Components of the PISA-VET assessment. It presents the main elements targeted by the PISA-VET assessment.
PISA-VET introduces some fundamentally new elements that set it apart from existing large-scale assessments like PISA and PIAAC. First, PISA-VET targets a population that has been largely overlooked by previous large scale educational assessment initiatives. Although the percentage of workforce undergoing VET education varies between countries, OECD2 reports that approximately one third of individuals aged between 25 and 34 have a vocational qualification as their highest education. Thus, PISA-VET represents the first standardized educational testing initiative that will provide information about this understudied segment of the future workforce while it still attends formal education. A potentially hindering factor in the generalizability of findings based on the roll-out of the PISA-VET assessment consists in the age range of the targeted population. More specifically, VET programs also include students that have ages that fall outside the targeted age-range (18-20 years).
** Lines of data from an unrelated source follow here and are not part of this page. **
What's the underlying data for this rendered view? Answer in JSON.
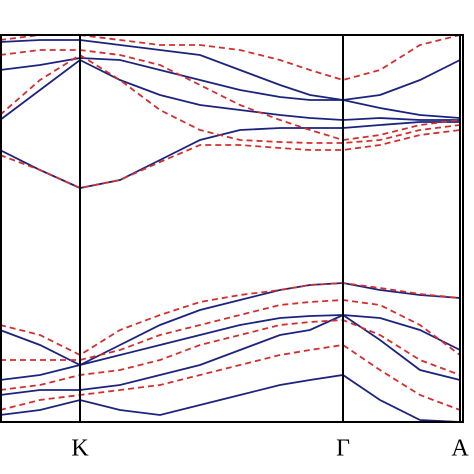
{
  "chart_data": {
    "type": "line",
    "x": [
      0,
      0.4,
      0.8,
      1.2,
      1.6,
      2.0,
      2.4,
      2.8,
      3.1,
      3.43,
      3.8,
      4.2,
      4.6
    ],
    "xlim": [
      0,
      4.63
    ],
    "xticks": [
      {
        "value": 0.8,
        "label": "K"
      },
      {
        "value": 3.43,
        "label": "Γ"
      },
      {
        "value": 4.6,
        "label": "A"
      }
    ],
    "ylim": [
      -1.82,
      2.05
    ],
    "grid": true,
    "series": [
      {
        "color": "#1a237e",
        "dashed": false,
        "values": [
          0.9,
          0.7,
          0.52,
          0.6,
          0.8,
          1.0,
          1.1,
          1.12,
          1.12,
          1.12,
          1.15,
          1.18,
          1.18
        ]
      },
      {
        "color": "#1a237e",
        "dashed": false,
        "values": [
          1.2,
          1.5,
          1.8,
          1.6,
          1.45,
          1.35,
          1.3,
          1.25,
          1.22,
          1.2,
          1.22,
          1.2,
          1.2
        ]
      },
      {
        "color": "#1a237e",
        "dashed": false,
        "values": [
          1.7,
          1.75,
          1.82,
          1.8,
          1.7,
          1.6,
          1.5,
          1.43,
          1.4,
          1.4,
          1.32,
          1.25,
          1.22
        ]
      },
      {
        "color": "#1a237e",
        "dashed": false,
        "values": [
          1.98,
          2.0,
          2.0,
          1.95,
          1.9,
          1.85,
          1.7,
          1.55,
          1.45,
          1.4,
          1.45,
          1.6,
          1.8
        ]
      },
      {
        "color": "#1a237e",
        "dashed": false,
        "values": [
          -0.9,
          -1.05,
          -1.25,
          -1.05,
          -0.85,
          -0.7,
          -0.6,
          -0.5,
          -0.45,
          -0.43,
          -0.5,
          -0.55,
          -0.58
        ]
      },
      {
        "color": "#1a237e",
        "dashed": false,
        "values": [
          -1.4,
          -1.35,
          -1.25,
          -1.15,
          -1.05,
          -0.95,
          -0.85,
          -0.78,
          -0.76,
          -0.75,
          -0.78,
          -0.9,
          -1.1
        ]
      },
      {
        "color": "#1a237e",
        "dashed": false,
        "values": [
          -1.55,
          -1.5,
          -1.5,
          -1.45,
          -1.35,
          -1.25,
          -1.1,
          -0.95,
          -0.9,
          -0.75,
          -1.0,
          -1.3,
          -1.4
        ]
      },
      {
        "color": "#1a237e",
        "dashed": false,
        "values": [
          -1.75,
          -1.7,
          -1.6,
          -1.7,
          -1.75,
          -1.65,
          -1.55,
          -1.45,
          -1.4,
          -1.35,
          -1.6,
          -1.8,
          -1.82
        ]
      },
      {
        "color": "#d32f2f",
        "dashed": true,
        "values": [
          0.85,
          0.7,
          0.52,
          0.6,
          0.78,
          0.95,
          0.95,
          0.92,
          0.9,
          0.9,
          0.95,
          1.05,
          1.1
        ]
      },
      {
        "color": "#d32f2f",
        "dashed": true,
        "values": [
          1.25,
          1.6,
          1.85,
          1.6,
          1.3,
          1.1,
          1.0,
          0.98,
          0.97,
          0.97,
          1.0,
          1.1,
          1.15
        ]
      },
      {
        "color": "#d32f2f",
        "dashed": true,
        "values": [
          1.85,
          1.9,
          1.9,
          1.85,
          1.75,
          1.55,
          1.35,
          1.2,
          1.1,
          1.0,
          1.05,
          1.15,
          1.2
        ]
      },
      {
        "color": "#d32f2f",
        "dashed": true,
        "values": [
          2.0,
          2.05,
          2.05,
          2.0,
          1.95,
          1.95,
          1.9,
          1.8,
          1.7,
          1.6,
          1.7,
          1.95,
          2.05
        ]
      },
      {
        "color": "#d32f2f",
        "dashed": true,
        "values": [
          -0.85,
          -0.95,
          -1.15,
          -0.9,
          -0.75,
          -0.62,
          -0.55,
          -0.5,
          -0.45,
          -0.43,
          -0.48,
          -0.54,
          -0.58
        ]
      },
      {
        "color": "#d32f2f",
        "dashed": true,
        "values": [
          -1.2,
          -1.2,
          -1.2,
          -1.1,
          -0.95,
          -0.85,
          -0.75,
          -0.65,
          -0.62,
          -0.6,
          -0.65,
          -0.85,
          -1.15
        ]
      },
      {
        "color": "#d32f2f",
        "dashed": true,
        "values": [
          -1.5,
          -1.45,
          -1.35,
          -1.3,
          -1.2,
          -1.05,
          -0.95,
          -0.85,
          -0.82,
          -0.8,
          -0.95,
          -1.2,
          -1.35
        ]
      },
      {
        "color": "#d32f2f",
        "dashed": true,
        "values": [
          -1.7,
          -1.6,
          -1.55,
          -1.5,
          -1.45,
          -1.35,
          -1.25,
          -1.15,
          -1.1,
          -1.05,
          -1.3,
          -1.55,
          -1.7
        ]
      }
    ]
  }
}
Second, PISA-VET shifts the assessment focus from academic skills (mathematics, reading, science) to vocational education and training outcomes (such as occupation-specific skills and competencies), which have been historically underrepresented in global educational assessment initiatives. This is significant because it recognizes that learning pathways are diverse and potentially unique for different career paths. Consequently, vocational students require an evaluation that aligns with the skills they are building for becoming part of the active workforce, including employability skills, not just academic knowledge.
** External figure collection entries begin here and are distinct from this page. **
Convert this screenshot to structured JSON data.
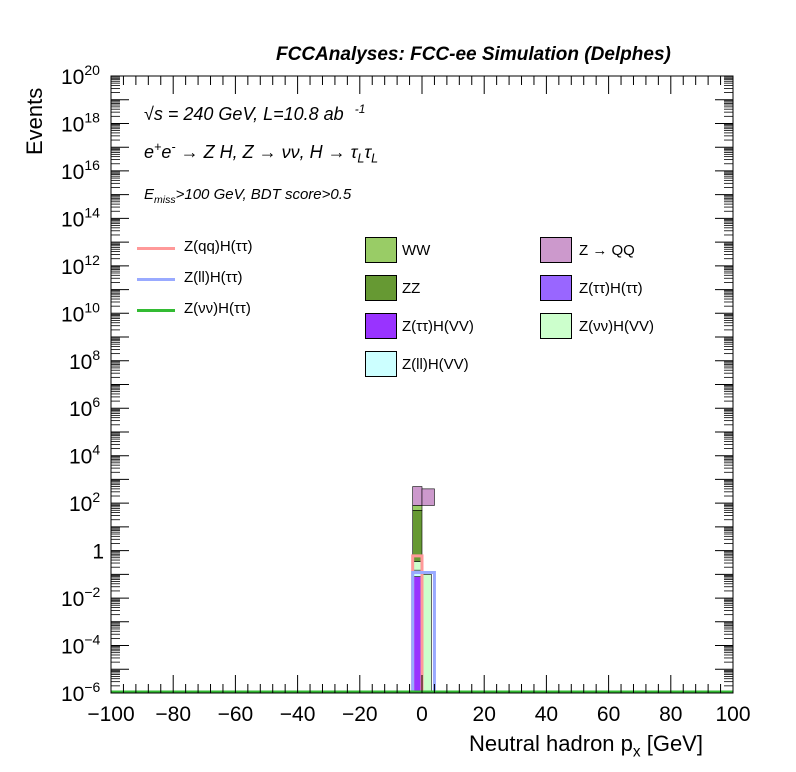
{
  "header": {
    "title": "FCCAnalyses: FCC-ee Simulation (Delphes)"
  },
  "annotations": {
    "energy_lumi": "√s = 240 GeV, L=10.8 ab",
    "energy_lumi_sup": "-1",
    "process_html": "e<sup>+</sup>e<sup>-</sup> → Z H, Z → νν, H → τ<sub>L</sub>τ<sub>L</sub>",
    "cuts_html": "E<sub>miss</sub>>100 GeV, BDT score>0.5"
  },
  "colors": {
    "WW": "#99cc66",
    "ZZ": "#669933",
    "ZQQ": "#cc99cc",
    "Ztautau_Htautau": "#9966ff",
    "Ztautau_HVV": "#9933ff",
    "Znunu_HVV": "#ccffcc",
    "Zll_HVV": "#ccffff",
    "Zqq_Htautau": "#ff9999",
    "Zll_Htautau": "#99aaff",
    "Znunu_Htautau": "#33bb33"
  },
  "chart_data": {
    "type": "bar",
    "title": "FCCAnalyses: FCC-ee Simulation (Delphes)",
    "xlabel": "Neutral hadron p",
    "xlabel_sub": "x",
    "xlabel_unit": "[GeV]",
    "ylabel": "Events",
    "xlim": [
      -100,
      100
    ],
    "ylim": [
      1e-06,
      1e+20
    ],
    "yscale": "log",
    "x_ticks": [
      "−100",
      "−80",
      "−60",
      "−40",
      "−20",
      "0",
      "20",
      "40",
      "60",
      "80",
      "100"
    ],
    "y_ticks": [
      {
        "base": "10",
        "exp": "−6",
        "value": 1e-06
      },
      {
        "base": "10",
        "exp": "−4",
        "value": 0.0001
      },
      {
        "base": "10",
        "exp": "−2",
        "value": 0.01
      },
      {
        "base": "1",
        "exp": "",
        "value": 1
      },
      {
        "base": "10",
        "exp": "2",
        "value": 100.0
      },
      {
        "base": "10",
        "exp": "4",
        "value": 10000.0
      },
      {
        "base": "10",
        "exp": "6",
        "value": 1000000.0
      },
      {
        "base": "10",
        "exp": "8",
        "value": 100000000.0
      },
      {
        "base": "10",
        "exp": "10",
        "value": 10000000000.0
      },
      {
        "base": "10",
        "exp": "12",
        "value": 1000000000000.0
      },
      {
        "base": "10",
        "exp": "14",
        "value": 100000000000000.0
      },
      {
        "base": "10",
        "exp": "16",
        "value": 1e+16
      },
      {
        "base": "10",
        "exp": "18",
        "value": 1e+18
      },
      {
        "base": "10",
        "exp": "20",
        "value": 1e+20
      }
    ],
    "grid": false,
    "legend_position": "top",
    "stacked_series": [
      {
        "name": "Z(ττ)H(VV)",
        "bins": [
          {
            "x0": -3,
            "x1": 0,
            "y0": 1e-06,
            "y1": 0.08
          }
        ],
        "color_key": "Ztautau_HVV"
      },
      {
        "name": "Z(ll)H(VV)",
        "bins": [
          {
            "x0": -3,
            "x1": 0,
            "y0": 0.08,
            "y1": 0.15
          }
        ],
        "color_key": "Zll_HVV"
      },
      {
        "name": "Z(νν)H(VV)",
        "bins": [
          {
            "x0": -3,
            "x1": 0,
            "y0": 0.15,
            "y1": 0.35
          },
          {
            "x0": 0,
            "x1": 3,
            "y0": 1e-06,
            "y1": 0.1
          }
        ],
        "color_key": "Znunu_HVV"
      },
      {
        "name": "ZZ",
        "bins": [
          {
            "x0": -3,
            "x1": 0,
            "y0": 0.35,
            "y1": 50
          }
        ],
        "color_key": "ZZ"
      },
      {
        "name": "WW",
        "bins": [
          {
            "x0": -3,
            "x1": 0,
            "y0": 50,
            "y1": 80
          }
        ],
        "color_key": "WW"
      },
      {
        "name": "Z → QQ",
        "bins": [
          {
            "x0": -3,
            "x1": 0,
            "y0": 80,
            "y1": 500
          },
          {
            "x0": 0,
            "x1": 4,
            "y0": 80,
            "y1": 400
          }
        ],
        "color_key": "ZQQ"
      }
    ],
    "overlay_series": [
      {
        "name": "Z(qq)H(ττ)",
        "bins": [
          {
            "x0": -3,
            "x1": 0,
            "y": 0.6
          }
        ],
        "color_key": "Zqq_Htautau"
      },
      {
        "name": "Z(ll)H(ττ)",
        "bins": [
          {
            "x0": -3,
            "x1": 4,
            "y": 0.12
          }
        ],
        "color_key": "Zll_Htautau"
      },
      {
        "name": "Z(νν)H(ττ)",
        "bins": [
          {
            "x0": -100,
            "x1": 100,
            "y": 1e-06
          }
        ],
        "color_key": "Znunu_Htautau"
      }
    ]
  },
  "legend": {
    "lines": [
      {
        "label": "Z(qq)H(ττ)",
        "color_key": "Zqq_Htautau"
      },
      {
        "label": "Z(ll)H(ττ)",
        "color_key": "Zll_Htautau"
      },
      {
        "label": "Z(νν)H(ττ)",
        "color_key": "Znunu_Htautau"
      }
    ],
    "boxes_col1": [
      {
        "label": "WW",
        "color_key": "WW"
      },
      {
        "label": "ZZ",
        "color_key": "ZZ"
      },
      {
        "label": "Z(ττ)H(VV)",
        "color_key": "Ztautau_HVV"
      },
      {
        "label": "Z(ll)H(VV)",
        "color_key": "Zll_HVV"
      }
    ],
    "boxes_col2": [
      {
        "label": "Z → QQ",
        "color_key": "ZQQ"
      },
      {
        "label": "Z(ττ)H(ττ)",
        "color_key": "Ztautau_Htautau"
      },
      {
        "label": "Z(νν)H(VV)",
        "color_key": "Znunu_HVV"
      }
    ]
  }
}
Third, PISA-VET introduces a focus at the intersection of education and employment–relevant skills. The merging of the two broad assessment domains (occupation-specific skills and employability skills) brings a new level of insight into how vocational programs can better prepare students for an evolving job market. By capturing both occupation-specific and universally required constructs (employability skills), PISA-VET provides a comprehensive assessment framework that evaluates the preparedness of VET students for the workforce, ensuring they possess not only technical expertise but also the adaptable, transferable skills necessary for success in a rapidly changing labor market.
Fourth, the PISA-VET introduces not only a simulation-oriented assessment but also includes hands-on demonstrations, enabling a more valid and realistic measurement of the key skills and competencies it focuses on. PISA-VET includes digitalized simulations and demonstrations of occupation-specific skills. Simulations include simplified representations of occupation-specific processes that the prospective incumbents are expected to master. For example, simulations employed for automotive technicians might include items requiring the test-takers to perform various measurements using specific instruments (e.g., how to measure the voltage on a connector pin). Live or recorded demonstrations will consist of the test-taker being required to perform various tasks, such as inspecting an automobile using the manufacturers’ instruction sheets. The importance of this innovation is twofold: (1) it has the potential to emulate real-world settings, potentially increasing the validity and relevance of the assessment results and (2) it has the potential to increase the participants’ engagement in completing the assessment, resulting not only in more accurate estimations of the focal skills but also in increased participation and completion rates.